3) does not allow to overwrite a bad picture with a good one, only option are delete or move without changing name
4) has basically no options to speak of for tweaking.

These were the good ones. Let's go quickly into the other ones i found:

- Similar Images Search. constantly crashes at 32767 files compared.

- ZiiN Image Deduplicator. compares only one directory at one time, you can tell it to check subdirectories, but only checks down one single level, so yeah, basically useless unless you are really disorganized and keep all your pictures bunched up together.

- Picture Relate basically has me comparing a single picture with each other in the set i gave it. It just orders all of the pictures by similarity to one i click. Not much faster than doing it by hand since you will have to check all pictures to each and every single one other one with the only help being that if they are similar they will be near.

- Anti-twin was a mess. It ran for several hours and when i ended it forcibly it was not even at 5% with several thousand duplicates found. So... yeah.... no!

EDIT: I was asked to provide "better reason why" of my Anti-Twin dismissal.

Here it is:
- It does the work, just extremely slowly and also probably poorly. The program takes a picture and compares it to each single other one in the provided path. Which ideally is the same as the other programs. But since it shows you the progress, you can see it taking a picture and going through all other pictures in turn, and since you have the time to read the name of each picture... with a 42.000 picture database, at 10% similarity, after an 8 hour night run it had checked little more than 2000 pictures and found 17000 duplicates. Thus i ended it "prematurely".

Here are the problems from how the recognition works based on the description of the site. These are my ideas, because i did not let the program finish:
- Anti-Twin does not check for patterns in the pictures to deem them similar. As stated in the site it just goes pixel by pixel (hence the slowness) checks the value of each pixel and sees how many of them are dissimilar based on the percentage provided. All other image comparison programs make a reduced size grayscale version of the image, check for patterns on them and then check which other pictures have similar patterns, a pixel by pixel works only if images have not been edited, like a series of photos taken very near to each other. Also this process means that if you give it a 5% similarity or a 30% similarity will check all the images at the same speed.
- The site does state that it works out differences in size but that is it. This is sub-optimal. Similar pictures should also be same, but with different ratios, or different gamma levels or different levels of black and white. Telling me "these pixels are different", will work only if both images are unedited and neither of them is cropped.
- Aside from above that... all greyscale pictures will need to have a different percentage from colored ones if you only check for similarities in pixels In fact at just 15% similarity all greyscale images are identical to all other greyscale images except maybe from straight lineart. That's how pixels work.
- Finally, and i hope i am extremely mistaken because if that is true, then this is a big deal breaker. There is no preview. The site tells you that the program gives you a list and then "you should open files before deleting them". Uh? Did anybody use this program with success? Can anybody confirm that there is no preview? Because all the above are already big put-downs, but this one point

The rest i found were just exact match CRC finders.
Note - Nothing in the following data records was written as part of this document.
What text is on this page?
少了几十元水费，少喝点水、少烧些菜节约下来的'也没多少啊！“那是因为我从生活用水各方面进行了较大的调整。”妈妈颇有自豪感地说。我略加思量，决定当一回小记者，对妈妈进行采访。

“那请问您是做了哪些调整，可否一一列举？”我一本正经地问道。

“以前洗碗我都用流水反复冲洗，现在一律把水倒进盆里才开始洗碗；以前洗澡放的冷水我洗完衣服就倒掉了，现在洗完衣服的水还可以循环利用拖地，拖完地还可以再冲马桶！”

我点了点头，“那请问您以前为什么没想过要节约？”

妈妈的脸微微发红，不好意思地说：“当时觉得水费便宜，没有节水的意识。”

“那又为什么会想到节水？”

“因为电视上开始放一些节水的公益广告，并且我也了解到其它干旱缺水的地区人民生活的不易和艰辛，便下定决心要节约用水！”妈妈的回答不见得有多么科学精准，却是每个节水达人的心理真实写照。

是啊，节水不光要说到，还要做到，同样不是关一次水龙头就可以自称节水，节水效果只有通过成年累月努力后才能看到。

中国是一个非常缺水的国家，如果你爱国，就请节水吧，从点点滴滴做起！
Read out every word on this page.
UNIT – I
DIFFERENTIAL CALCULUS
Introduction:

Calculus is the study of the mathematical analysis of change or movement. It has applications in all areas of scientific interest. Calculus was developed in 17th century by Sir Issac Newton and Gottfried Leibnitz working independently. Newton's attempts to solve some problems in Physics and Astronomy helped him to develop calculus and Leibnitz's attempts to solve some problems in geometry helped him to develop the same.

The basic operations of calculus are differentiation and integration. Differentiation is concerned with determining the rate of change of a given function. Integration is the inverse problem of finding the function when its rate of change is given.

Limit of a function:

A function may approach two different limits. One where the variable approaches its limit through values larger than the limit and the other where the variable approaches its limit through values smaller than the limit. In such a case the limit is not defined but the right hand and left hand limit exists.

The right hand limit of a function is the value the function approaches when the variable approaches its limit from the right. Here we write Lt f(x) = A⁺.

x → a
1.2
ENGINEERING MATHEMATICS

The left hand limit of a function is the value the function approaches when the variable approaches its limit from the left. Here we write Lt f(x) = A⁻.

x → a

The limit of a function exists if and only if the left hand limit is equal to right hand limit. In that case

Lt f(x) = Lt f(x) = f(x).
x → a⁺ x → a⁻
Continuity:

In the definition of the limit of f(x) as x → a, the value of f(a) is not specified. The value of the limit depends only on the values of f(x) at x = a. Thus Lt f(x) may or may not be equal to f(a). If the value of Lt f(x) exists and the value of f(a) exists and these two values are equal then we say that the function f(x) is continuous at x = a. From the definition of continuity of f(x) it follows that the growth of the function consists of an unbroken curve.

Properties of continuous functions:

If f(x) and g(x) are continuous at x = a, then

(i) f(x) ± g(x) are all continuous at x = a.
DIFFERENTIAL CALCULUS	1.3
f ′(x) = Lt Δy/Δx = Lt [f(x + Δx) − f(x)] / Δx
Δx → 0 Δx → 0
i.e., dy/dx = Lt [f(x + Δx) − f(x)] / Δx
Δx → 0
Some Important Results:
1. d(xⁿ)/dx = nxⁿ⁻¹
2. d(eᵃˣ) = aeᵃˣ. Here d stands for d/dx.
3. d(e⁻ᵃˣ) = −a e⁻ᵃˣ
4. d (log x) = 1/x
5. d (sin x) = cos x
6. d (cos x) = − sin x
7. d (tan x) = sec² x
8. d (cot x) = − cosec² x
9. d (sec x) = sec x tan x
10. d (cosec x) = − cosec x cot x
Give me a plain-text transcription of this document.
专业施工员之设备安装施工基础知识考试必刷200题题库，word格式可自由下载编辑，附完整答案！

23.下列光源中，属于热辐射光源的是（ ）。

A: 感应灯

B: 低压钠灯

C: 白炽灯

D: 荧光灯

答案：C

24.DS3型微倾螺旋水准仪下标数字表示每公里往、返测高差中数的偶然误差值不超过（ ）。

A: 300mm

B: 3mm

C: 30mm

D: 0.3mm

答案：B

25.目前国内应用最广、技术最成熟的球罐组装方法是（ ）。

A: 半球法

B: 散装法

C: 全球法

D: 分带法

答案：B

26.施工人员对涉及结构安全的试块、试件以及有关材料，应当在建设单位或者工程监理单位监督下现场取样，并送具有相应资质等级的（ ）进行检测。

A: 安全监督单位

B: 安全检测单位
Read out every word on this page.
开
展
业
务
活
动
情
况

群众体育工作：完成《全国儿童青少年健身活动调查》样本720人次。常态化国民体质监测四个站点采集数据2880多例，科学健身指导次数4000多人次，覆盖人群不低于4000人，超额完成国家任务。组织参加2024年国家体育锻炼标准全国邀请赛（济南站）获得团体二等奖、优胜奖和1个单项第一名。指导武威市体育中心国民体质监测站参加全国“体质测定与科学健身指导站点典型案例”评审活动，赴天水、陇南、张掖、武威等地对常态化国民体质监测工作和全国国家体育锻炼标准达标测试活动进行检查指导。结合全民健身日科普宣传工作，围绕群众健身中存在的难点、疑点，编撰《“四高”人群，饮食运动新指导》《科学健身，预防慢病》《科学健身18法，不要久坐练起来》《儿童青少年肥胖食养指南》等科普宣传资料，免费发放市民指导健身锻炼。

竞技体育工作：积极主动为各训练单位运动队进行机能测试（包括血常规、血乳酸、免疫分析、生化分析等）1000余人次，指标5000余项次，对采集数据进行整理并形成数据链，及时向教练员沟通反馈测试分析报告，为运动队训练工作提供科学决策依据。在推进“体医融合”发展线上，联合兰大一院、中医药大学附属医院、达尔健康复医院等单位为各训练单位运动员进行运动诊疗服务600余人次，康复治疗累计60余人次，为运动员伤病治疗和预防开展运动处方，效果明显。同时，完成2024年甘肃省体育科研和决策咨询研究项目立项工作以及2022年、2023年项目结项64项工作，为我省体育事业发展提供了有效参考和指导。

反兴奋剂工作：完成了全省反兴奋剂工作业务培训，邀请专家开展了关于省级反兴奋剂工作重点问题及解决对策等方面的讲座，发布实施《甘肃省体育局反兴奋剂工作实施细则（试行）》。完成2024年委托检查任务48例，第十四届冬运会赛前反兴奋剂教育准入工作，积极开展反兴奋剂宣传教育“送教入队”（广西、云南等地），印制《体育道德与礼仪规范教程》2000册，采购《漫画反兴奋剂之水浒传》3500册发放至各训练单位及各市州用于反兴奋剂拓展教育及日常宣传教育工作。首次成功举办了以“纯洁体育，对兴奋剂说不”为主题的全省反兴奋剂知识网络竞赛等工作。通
Posted: Thu May 04, 2017 7:30 pm
by XnTriq

Posted: Thu May 04, 2017 9:00 pm
by XnTriq

Posted: Fri May 05, 2017 7:00 am
by bdragon
Only thing left to check is that plugin for xnview i saw in one of the links provided.

Will check later. Work awaits me.

Posted: Sat May 06, 2017 6:29 am
by bdragon
Editing in progress of the original message, now format and will now provide with a more detailed reason why i did not like Anti-Twin.